Reinforcement Learning for Autonomous Robots
- Recent advances in autonomous robots have led to robots that can perform tasks in controlled environments.
 - However, these robots often struggle to adapt to unexpected circumstances and novel scenarios during real-world deployment.
 - Reinforcement learning provides a framework for robots to adapt autonomously, but it is challenging to apply directly during deployment due to the need for feedback, retries, and the ability to learn from scratch.
 
Reset-Free Reinforcement Learning
- Reset-free reinforcement learning addresses some of these challenges by allowing robots to practice both learning the task and undoing it without human intervention.
 - Single-life reinforcement learning is introduced as a paradigm where the agent is given prior experience and must adapt to a new scenario without human intervention or supervision within a single episode.
 
Robust Autonomous Modulation (REALM)
- The proposed method, Robust Autonomous Modulation (REALM), leverages the expressive power of each behavior's value function to guide behavior selection during adaptation.
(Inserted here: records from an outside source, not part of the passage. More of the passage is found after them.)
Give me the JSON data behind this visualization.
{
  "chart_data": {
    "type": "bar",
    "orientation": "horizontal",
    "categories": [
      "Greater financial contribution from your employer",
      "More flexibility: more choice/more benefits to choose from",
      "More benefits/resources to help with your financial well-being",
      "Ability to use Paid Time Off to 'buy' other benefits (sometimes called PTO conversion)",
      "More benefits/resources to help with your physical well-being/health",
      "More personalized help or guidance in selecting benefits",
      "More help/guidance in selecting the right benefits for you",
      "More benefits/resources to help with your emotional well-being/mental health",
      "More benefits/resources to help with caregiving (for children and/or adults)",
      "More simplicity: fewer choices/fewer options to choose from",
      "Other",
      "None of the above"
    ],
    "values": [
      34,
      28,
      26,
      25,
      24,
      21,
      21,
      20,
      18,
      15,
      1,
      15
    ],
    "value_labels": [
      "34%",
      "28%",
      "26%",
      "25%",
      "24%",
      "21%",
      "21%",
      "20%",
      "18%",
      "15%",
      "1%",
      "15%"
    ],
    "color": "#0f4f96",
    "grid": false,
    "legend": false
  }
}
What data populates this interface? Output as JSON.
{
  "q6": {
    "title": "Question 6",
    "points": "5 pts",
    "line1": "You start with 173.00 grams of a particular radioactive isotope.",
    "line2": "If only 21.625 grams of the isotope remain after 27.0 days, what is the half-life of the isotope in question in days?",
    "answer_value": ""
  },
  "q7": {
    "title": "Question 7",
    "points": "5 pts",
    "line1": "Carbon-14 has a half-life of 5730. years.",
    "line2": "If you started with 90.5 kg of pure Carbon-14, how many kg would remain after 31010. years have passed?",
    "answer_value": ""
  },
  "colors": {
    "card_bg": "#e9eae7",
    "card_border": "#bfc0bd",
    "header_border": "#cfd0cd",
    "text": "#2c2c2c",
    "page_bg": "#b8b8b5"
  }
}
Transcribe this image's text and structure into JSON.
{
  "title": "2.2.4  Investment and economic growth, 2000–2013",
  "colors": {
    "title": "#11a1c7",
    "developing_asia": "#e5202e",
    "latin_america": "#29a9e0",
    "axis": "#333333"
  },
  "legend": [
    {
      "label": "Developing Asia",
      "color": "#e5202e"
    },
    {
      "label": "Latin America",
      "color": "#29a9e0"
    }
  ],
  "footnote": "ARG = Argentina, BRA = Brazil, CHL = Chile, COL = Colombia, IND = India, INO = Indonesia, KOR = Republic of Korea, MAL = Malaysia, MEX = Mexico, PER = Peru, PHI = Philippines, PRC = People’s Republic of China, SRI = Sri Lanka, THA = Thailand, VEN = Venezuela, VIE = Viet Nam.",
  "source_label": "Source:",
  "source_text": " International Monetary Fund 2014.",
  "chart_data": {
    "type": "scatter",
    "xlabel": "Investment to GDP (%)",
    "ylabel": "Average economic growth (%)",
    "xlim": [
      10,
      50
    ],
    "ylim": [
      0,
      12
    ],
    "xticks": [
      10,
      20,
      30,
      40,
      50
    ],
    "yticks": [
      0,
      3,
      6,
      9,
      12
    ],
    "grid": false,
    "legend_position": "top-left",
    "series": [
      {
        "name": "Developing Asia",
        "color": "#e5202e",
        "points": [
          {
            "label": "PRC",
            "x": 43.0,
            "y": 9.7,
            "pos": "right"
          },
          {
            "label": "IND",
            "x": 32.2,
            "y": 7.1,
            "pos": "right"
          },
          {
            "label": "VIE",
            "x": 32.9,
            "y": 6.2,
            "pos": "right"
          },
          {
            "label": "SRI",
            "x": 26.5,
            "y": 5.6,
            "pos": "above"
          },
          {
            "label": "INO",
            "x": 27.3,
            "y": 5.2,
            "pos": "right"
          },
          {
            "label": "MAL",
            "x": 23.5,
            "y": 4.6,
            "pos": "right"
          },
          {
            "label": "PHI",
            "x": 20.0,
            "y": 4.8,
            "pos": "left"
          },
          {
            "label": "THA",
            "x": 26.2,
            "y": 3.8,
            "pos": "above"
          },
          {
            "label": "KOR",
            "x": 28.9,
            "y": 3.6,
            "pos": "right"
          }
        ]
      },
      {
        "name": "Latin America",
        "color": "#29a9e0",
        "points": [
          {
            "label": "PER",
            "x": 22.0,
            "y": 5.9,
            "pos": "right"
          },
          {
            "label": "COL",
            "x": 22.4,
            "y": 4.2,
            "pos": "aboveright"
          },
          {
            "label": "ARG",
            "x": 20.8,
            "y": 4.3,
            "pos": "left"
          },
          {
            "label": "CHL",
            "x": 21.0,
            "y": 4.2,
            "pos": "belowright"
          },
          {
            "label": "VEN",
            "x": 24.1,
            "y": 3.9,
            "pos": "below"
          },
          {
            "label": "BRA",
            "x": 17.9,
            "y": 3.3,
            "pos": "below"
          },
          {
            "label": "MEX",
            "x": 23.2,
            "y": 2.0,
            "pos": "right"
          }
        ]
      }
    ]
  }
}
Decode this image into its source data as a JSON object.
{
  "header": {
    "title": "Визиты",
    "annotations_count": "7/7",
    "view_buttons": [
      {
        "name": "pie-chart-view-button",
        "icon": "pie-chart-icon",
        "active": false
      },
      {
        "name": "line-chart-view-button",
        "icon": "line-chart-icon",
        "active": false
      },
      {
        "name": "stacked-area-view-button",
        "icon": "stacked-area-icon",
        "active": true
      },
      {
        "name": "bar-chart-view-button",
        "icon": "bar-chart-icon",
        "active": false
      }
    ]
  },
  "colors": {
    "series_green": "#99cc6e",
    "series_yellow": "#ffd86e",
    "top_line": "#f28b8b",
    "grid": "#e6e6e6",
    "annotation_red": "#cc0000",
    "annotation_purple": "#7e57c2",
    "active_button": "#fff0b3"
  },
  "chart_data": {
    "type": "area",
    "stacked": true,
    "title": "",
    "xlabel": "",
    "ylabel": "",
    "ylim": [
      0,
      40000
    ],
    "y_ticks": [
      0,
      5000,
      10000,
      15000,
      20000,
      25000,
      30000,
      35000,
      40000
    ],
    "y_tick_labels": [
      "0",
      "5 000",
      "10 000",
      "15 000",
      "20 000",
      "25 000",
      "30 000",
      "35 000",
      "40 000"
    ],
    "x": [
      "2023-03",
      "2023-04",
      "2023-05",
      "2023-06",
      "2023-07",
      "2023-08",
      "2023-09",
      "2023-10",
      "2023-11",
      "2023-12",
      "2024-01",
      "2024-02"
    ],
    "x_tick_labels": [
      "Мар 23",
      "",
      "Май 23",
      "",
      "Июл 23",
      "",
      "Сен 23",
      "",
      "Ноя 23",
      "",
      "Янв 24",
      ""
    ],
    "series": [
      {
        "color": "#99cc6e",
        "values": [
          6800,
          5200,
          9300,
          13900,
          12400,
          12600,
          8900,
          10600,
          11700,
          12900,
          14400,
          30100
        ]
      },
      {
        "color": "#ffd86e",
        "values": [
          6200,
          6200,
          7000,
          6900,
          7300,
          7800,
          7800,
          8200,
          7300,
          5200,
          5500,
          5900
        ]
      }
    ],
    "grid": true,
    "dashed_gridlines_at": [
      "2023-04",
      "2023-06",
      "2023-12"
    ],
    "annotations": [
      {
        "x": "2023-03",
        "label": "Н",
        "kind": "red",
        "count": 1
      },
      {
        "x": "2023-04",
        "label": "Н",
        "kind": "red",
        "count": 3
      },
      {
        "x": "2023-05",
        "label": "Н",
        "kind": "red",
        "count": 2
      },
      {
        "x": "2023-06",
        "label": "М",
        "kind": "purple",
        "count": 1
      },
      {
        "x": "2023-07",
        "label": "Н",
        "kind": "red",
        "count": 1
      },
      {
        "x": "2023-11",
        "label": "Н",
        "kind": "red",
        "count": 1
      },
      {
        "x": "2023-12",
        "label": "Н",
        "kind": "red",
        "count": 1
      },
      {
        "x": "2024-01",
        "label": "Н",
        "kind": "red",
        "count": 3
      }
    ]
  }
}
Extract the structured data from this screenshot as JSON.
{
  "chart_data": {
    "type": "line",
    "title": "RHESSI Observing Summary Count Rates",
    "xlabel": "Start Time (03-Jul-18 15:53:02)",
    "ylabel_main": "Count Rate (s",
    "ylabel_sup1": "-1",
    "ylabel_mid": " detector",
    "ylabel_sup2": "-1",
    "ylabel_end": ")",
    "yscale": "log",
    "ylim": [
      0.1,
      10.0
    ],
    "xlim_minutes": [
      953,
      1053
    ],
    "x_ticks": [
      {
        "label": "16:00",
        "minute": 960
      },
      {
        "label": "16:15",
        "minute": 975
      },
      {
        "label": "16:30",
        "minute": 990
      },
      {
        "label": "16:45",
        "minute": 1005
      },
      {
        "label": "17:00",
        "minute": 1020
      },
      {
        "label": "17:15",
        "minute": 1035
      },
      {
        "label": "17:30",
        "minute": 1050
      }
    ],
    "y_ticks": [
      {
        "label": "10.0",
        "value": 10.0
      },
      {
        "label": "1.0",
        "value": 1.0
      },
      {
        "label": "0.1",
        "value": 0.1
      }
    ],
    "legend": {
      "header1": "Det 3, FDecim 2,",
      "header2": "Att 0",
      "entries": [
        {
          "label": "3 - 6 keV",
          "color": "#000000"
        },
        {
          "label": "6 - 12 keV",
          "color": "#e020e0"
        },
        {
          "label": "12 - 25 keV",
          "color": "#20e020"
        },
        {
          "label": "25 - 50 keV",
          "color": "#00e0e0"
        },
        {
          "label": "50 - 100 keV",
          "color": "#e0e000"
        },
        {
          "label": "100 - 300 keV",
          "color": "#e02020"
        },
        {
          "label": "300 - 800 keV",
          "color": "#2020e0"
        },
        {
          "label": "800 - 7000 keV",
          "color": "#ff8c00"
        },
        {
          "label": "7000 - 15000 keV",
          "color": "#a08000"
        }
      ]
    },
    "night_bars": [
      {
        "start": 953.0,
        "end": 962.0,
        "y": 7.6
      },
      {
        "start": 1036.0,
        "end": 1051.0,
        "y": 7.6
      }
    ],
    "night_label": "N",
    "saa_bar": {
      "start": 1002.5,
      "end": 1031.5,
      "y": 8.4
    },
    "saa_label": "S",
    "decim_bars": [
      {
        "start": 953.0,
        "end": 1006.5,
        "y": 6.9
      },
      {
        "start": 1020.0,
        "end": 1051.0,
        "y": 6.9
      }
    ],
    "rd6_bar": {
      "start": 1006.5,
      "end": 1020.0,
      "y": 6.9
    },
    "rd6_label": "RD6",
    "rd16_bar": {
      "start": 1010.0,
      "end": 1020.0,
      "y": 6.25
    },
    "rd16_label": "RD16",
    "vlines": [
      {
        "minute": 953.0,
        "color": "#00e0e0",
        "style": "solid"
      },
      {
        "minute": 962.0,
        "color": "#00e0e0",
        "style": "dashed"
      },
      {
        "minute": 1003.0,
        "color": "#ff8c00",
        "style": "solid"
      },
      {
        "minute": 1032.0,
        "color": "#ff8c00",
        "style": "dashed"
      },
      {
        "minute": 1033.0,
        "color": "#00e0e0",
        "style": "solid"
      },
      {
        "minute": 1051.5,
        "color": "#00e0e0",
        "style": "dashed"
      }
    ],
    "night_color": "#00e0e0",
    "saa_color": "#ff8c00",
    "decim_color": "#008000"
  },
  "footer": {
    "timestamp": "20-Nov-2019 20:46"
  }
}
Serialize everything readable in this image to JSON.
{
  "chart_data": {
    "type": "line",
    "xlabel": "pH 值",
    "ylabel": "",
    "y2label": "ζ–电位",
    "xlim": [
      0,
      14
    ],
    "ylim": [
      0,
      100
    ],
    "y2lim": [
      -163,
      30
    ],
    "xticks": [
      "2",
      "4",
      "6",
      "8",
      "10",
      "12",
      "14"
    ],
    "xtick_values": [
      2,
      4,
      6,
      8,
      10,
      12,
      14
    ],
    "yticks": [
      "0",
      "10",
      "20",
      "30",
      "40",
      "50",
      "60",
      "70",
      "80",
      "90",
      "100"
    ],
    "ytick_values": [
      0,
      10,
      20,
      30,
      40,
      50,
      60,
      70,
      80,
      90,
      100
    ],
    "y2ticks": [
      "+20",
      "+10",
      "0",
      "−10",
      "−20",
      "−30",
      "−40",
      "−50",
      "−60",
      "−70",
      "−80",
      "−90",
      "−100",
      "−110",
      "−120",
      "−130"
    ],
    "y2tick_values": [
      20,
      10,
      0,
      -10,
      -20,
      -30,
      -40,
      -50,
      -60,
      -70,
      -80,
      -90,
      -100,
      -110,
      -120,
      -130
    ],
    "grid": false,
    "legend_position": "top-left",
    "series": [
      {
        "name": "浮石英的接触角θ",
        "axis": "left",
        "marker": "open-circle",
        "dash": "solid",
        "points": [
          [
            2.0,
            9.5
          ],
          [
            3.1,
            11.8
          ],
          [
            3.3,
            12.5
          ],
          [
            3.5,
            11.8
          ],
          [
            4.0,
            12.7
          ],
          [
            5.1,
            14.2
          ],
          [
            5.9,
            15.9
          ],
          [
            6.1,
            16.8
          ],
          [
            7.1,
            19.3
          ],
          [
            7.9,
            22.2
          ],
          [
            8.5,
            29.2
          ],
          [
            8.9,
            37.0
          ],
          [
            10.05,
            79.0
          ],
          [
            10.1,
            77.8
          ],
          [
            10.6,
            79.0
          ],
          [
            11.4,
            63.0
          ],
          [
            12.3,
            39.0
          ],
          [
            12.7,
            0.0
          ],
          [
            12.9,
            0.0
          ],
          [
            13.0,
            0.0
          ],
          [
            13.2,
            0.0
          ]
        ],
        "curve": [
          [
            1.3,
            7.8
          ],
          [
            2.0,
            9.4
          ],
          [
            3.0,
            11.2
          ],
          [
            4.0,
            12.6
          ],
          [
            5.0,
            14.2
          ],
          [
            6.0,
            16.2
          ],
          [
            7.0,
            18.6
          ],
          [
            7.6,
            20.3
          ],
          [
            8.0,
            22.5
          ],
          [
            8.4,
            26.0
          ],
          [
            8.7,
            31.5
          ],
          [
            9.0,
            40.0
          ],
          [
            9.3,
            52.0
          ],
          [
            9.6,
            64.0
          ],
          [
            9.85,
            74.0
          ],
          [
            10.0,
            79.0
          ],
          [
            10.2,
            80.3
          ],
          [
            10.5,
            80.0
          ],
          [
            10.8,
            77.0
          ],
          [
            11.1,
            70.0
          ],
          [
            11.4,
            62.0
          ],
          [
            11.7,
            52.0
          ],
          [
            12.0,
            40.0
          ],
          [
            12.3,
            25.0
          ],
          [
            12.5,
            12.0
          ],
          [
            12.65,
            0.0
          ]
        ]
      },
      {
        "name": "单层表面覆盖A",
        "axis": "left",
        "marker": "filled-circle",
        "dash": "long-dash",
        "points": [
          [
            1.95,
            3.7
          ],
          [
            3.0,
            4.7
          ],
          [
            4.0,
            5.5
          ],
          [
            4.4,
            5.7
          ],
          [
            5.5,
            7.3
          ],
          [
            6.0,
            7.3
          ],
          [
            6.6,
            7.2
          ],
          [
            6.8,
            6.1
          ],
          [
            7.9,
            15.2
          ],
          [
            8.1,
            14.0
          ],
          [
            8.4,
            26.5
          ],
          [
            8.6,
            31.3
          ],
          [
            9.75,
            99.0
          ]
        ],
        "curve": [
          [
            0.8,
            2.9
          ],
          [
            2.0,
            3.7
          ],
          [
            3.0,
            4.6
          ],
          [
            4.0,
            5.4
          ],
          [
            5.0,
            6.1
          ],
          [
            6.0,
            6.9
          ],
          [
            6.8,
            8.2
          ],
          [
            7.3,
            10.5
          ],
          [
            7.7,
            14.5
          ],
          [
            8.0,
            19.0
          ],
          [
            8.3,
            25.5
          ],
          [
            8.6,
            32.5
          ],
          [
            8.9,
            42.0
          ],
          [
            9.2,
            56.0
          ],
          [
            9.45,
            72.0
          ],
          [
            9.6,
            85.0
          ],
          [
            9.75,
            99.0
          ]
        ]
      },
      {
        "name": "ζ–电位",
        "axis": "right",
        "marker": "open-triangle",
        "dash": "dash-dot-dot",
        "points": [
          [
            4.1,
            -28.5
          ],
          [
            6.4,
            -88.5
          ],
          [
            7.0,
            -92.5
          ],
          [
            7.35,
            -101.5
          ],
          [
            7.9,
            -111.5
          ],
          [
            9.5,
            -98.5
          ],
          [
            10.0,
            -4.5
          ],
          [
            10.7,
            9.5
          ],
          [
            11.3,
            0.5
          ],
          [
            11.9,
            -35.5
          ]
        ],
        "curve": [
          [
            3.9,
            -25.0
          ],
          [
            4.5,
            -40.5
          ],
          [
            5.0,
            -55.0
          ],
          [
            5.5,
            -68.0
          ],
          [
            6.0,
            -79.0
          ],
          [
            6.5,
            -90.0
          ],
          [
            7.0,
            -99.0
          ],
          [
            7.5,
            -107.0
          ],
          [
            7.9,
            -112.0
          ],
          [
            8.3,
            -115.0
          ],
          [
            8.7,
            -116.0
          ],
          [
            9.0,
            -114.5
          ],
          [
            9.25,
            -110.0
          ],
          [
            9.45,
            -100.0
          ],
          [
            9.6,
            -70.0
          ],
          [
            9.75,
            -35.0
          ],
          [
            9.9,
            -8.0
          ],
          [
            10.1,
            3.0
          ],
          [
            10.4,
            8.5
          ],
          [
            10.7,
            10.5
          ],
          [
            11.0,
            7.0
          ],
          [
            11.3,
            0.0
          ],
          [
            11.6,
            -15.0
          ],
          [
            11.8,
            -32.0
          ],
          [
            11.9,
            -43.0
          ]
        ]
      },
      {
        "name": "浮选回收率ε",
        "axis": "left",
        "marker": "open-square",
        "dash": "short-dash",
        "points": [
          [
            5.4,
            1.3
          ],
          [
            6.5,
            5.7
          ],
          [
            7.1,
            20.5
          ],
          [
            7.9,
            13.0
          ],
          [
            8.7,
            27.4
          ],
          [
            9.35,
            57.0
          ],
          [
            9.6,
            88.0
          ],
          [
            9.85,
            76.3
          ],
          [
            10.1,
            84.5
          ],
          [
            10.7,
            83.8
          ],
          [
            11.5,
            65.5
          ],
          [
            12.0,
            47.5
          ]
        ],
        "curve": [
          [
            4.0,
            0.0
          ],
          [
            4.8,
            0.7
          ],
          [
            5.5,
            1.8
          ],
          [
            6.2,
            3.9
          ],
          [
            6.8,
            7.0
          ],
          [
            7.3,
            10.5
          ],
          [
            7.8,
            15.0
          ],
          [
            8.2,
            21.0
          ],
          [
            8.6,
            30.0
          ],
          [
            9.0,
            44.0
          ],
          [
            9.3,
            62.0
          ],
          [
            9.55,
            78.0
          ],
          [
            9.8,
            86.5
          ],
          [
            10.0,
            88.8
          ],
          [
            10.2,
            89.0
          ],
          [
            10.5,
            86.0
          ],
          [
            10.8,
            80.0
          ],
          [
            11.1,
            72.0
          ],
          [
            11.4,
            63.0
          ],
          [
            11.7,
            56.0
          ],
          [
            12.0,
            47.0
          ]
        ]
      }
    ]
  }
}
 - REALM fine-tunes the value functions of pre-trained behaviors to correct for overestimation in out-of-distribution states.
 - The selection mechanism in REALM quickly identifies appropriate behaviors in a given situation, eliminating the need for a separate high-level controller or adaptation module.
 - REALM is agnostic to how the policies and value functions of the prior behaviors are trained and can provide improvements in new situations with either a small or large number of pre-trained behaviors.
 - The adaptation process in REALM happens within a single episode at test time, allowing robots to adapt to a variety of situations without the need for extensive online training.
 
Rome: A Simple Algorithm for Autonomous Deployment-Time Adaptation
- Rome is a simple algorithm for autonomous deployment-time adaptation.
 - Rome outperforms prior methods in simulated and real-world experiments.
 - Rome can adapt to novel situations within a single episode.
 - Rome can handle dynamic changing payloads and unseen objects.
 - Rome can leverage parts of each relevant behavior to complete tasks.
 - Rome provides a mechanism for single-life test-time adaptation to unseen situations.